The editorial in one of the leading Malawi dailies, The Nation, has strongly condemned the Malawi Police Service (MPS) over “events that unfolded in Lilongwe yesterday where hoodlums brandishing pangas and other objects took the law into their own hands to foil planned demonstrations” in full view of the Police.
The multi-award winning paper said what was particularly appalling and shameful was the behaviour of the police who were spectators in the “horror show; abdicating their sworn responsibilities by allowing unattested warlord-style gangs in gory masks to violently takeover the capital city and dispense their own twisted brand of crowd control.
“Where these thugs got the courage to display the sort of power and authority they showed yesterday is probably the most expensive question of the day whose answer could one day be as bloody as it is excessively and illegally arrogant.
“The paper also found the Lilongwe District Council ” guilty of willful negligence of its duties” for playing games with the rights of those who informed it of their intention to hold protests in good time.
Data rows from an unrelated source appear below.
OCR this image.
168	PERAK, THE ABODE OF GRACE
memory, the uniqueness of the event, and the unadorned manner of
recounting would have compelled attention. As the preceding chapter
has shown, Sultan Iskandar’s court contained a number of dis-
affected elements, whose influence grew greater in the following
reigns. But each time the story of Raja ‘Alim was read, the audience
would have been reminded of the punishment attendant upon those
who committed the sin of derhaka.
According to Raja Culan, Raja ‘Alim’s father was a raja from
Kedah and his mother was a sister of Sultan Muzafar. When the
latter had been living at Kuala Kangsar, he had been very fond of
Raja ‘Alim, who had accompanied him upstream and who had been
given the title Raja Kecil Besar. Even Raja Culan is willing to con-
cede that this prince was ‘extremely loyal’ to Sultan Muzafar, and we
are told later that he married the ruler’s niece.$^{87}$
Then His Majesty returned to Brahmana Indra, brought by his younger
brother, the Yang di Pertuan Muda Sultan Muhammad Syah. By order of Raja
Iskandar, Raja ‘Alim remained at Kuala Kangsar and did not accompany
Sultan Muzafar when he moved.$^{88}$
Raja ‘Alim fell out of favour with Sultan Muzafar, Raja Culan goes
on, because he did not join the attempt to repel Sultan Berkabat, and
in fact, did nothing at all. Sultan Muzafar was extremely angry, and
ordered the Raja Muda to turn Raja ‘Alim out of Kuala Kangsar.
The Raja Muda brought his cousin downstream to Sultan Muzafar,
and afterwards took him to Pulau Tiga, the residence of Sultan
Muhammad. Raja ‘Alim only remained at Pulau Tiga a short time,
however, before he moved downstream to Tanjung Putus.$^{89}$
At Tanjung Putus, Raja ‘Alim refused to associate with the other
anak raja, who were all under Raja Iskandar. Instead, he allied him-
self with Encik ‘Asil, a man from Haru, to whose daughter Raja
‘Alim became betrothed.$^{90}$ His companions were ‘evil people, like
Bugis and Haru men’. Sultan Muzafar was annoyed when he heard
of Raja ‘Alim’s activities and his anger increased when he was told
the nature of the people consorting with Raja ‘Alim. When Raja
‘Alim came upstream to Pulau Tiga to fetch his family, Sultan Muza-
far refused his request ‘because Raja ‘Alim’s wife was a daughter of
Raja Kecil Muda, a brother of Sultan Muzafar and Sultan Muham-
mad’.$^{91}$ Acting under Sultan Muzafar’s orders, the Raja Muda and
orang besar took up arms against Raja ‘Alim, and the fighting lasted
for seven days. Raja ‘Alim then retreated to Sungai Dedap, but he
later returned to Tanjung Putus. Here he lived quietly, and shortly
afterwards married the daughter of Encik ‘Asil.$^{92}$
The Nation reasoned that: “Regardless of whether their grievances are valid or not, opposition political parties and civil society organisations that planned the protests to air out voter registration and electoral management concerns had a constitutional right to freely express their grievances, including demonstrating to push for the removal, rightly or wrongly, of some officials at the centre of the electoral administration process who they believe are conflicted.”
The publication fears that what happened yesterday, if left untamed, could be a chilling harbinger of what may be the bloodiest election over in Malawi.
” Is that the legacy President Lazarus Chakwera wants imprinted for eternity in the nation’s history books? If not, then the President must put Minister of Homeland Security Ken Zikhale Ngomaand Inspection General of Police Meriye Yolamu on notice.”